You have probably already heard of GANs in some capacity. One played a central role in the creation of the highly hyped AI-generated portrait that sold at Christie’s for $432,500. GANs are also behind the recent incidents of deepfakes. By automating the once-complex task of a video editor to blend and reshape mouths to lip-sync, or editing the face of one person onto the body of another, GANs have made it so that creating misleading videos for fun, revenge, or propaganda has never been easier. There’s a deep potential for chaos here.

“Portrait of Edmond Belamy” (2018), a GAN-generated artwork which sold for $432,500 on October 25, 2018 at Christie’s in New York (image courtesy Christie’s)

In the opening of Ways of Seeing, John Berger writes, “The relation between what we see and what we know is never settled.” As AI advances to levels of pattern recognition and generation that match human perception, it will make us feel comfortable in thinking we know what we see in their images. It takes a surrealist reject of an image to remind us that our perception works on a different plane than those of computers. We are poor in information, as we cannot process the sheer amount of data a machine can, but rich in real-world context, something that is still lacking in these systems.

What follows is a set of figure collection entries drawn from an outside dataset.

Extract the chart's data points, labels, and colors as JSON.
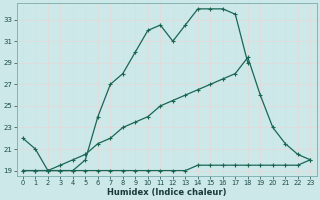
{
  "xlabel": "Humidex (Indice chaleur)",
  "bg_color": "#cce8e8",
  "grid_color": "#f0f0f0",
  "line_color": "#1a6655",
  "xlim": [
    -0.5,
    23.5
  ],
  "ylim": [
    18.5,
    34.5
  ],
  "yticks": [
    19,
    21,
    23,
    25,
    27,
    29,
    31,
    33
  ],
  "xticks": [
    0,
    1,
    2,
    3,
    4,
    5,
    6,
    7,
    8,
    9,
    10,
    11,
    12,
    13,
    14,
    15,
    16,
    17,
    18,
    19,
    20,
    21,
    22,
    23
  ],
  "line1_x": [
    0,
    1,
    2,
    3,
    4,
    5,
    6,
    7,
    8,
    9,
    10,
    11,
    12,
    13,
    14,
    15,
    16,
    17,
    18,
    19,
    20,
    21,
    22,
    23
  ],
  "line1_y": [
    22.0,
    21.0,
    19.0,
    19.0,
    19.0,
    20.0,
    24.0,
    27.0,
    28.0,
    30.0,
    32.0,
    32.5,
    31.0,
    32.5,
    34.0,
    34.0,
    34.0,
    33.5,
    29.0,
    null,
    null,
    null,
    null,
    null
  ],
  "line2_x": [
    0,
    1,
    2,
    3,
    4,
    5,
    6,
    7,
    8,
    9,
    10,
    11,
    12,
    13,
    14,
    15,
    16,
    17,
    18,
    19,
    20,
    21,
    22,
    23
  ],
  "line2_y": [
    19.0,
    19.0,
    19.0,
    19.0,
    19.0,
    19.0,
    19.0,
    19.0,
    19.0,
    19.0,
    19.0,
    19.0,
    19.0,
    19.0,
    19.5,
    19.5,
    19.5,
    19.5,
    19.5,
    19.5,
    19.5,
    19.5,
    19.5,
    20.0
  ],
  "line3_x": [
    0,
    1,
    2,
    3,
    4,
    5,
    6,
    7,
    8,
    9,
    10,
    11,
    12,
    13,
    14,
    15,
    16,
    17,
    18,
    19,
    20,
    21,
    22,
    23
  ],
  "line3_y": [
    19.0,
    19.0,
    19.0,
    19.5,
    20.0,
    20.5,
    21.5,
    22.0,
    23.0,
    23.5,
    24.0,
    25.0,
    25.5,
    26.0,
    26.5,
    27.0,
    27.5,
    28.0,
    29.5,
    26.0,
    23.0,
    21.5,
    20.5,
    20.0
  ]
}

Solutions vary, including a camera that inserts a digital watermark in undoctored images, and a recent digital forensics technique that reads the “soft bio-metric markers” of real human activity. Such tools may only be case-specific, but what they have in common is that they don’t rely on the gestalt reality that a person sees, and instead deal with the cascades of data a computer sees. Progress in GANs is quickly outpacing any residual patina of the uncanny. The realistic videos by the design agency Canny, which were meant to spread awareness of the phenomenon and featured public figures like Kim Kardashian and Mark Zuckerberg, and the malicious yet short-lived computer program DeepNude, are examples of implementation that can slip beyond our natural ability to detect fakes. Seeing may not be believing, but exposure to the surreal mistakes these programs make promotes awareness, warning us to expand our critical vision beyond what lays before our eyes.

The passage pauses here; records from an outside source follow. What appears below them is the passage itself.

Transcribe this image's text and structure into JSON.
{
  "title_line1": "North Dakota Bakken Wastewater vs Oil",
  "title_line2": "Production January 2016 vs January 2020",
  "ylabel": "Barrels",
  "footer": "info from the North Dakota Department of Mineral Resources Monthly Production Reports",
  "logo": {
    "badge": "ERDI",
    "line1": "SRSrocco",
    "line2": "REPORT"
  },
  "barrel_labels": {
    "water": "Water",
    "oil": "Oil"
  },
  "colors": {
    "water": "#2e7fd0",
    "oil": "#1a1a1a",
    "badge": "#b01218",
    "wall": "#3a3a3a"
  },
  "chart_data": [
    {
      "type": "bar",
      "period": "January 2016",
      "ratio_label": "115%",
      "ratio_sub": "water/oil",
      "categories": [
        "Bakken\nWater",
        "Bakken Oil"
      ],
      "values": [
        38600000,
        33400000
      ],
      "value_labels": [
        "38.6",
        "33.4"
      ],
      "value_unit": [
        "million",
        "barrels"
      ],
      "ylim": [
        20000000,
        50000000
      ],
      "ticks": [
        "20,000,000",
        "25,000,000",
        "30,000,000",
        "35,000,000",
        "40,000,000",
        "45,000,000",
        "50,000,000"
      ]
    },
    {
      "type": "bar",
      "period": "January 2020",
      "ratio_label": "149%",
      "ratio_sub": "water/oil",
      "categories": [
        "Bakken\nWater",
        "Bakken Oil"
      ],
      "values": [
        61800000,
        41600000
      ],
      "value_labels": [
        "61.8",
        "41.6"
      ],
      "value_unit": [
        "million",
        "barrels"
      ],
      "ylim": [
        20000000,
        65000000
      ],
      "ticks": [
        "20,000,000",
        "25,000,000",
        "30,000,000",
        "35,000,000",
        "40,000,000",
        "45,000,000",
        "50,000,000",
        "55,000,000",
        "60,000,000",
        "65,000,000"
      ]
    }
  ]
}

Khan recognizes the revolutionary potential of occupying the space between seeing and knowing: “We get the sense that this unmooring is also an opportunity; a face that is only partly readable can be a challenge for better reading. A better visual reading can expand our sense of possibility.” While we still have the capacity to be shaken awake by uncanny outputs, we should pay attention and learn how to spot and track such imagery. Our eyes will almost certainly not keep up, but through a collective awareness, we may be able to build tools that can.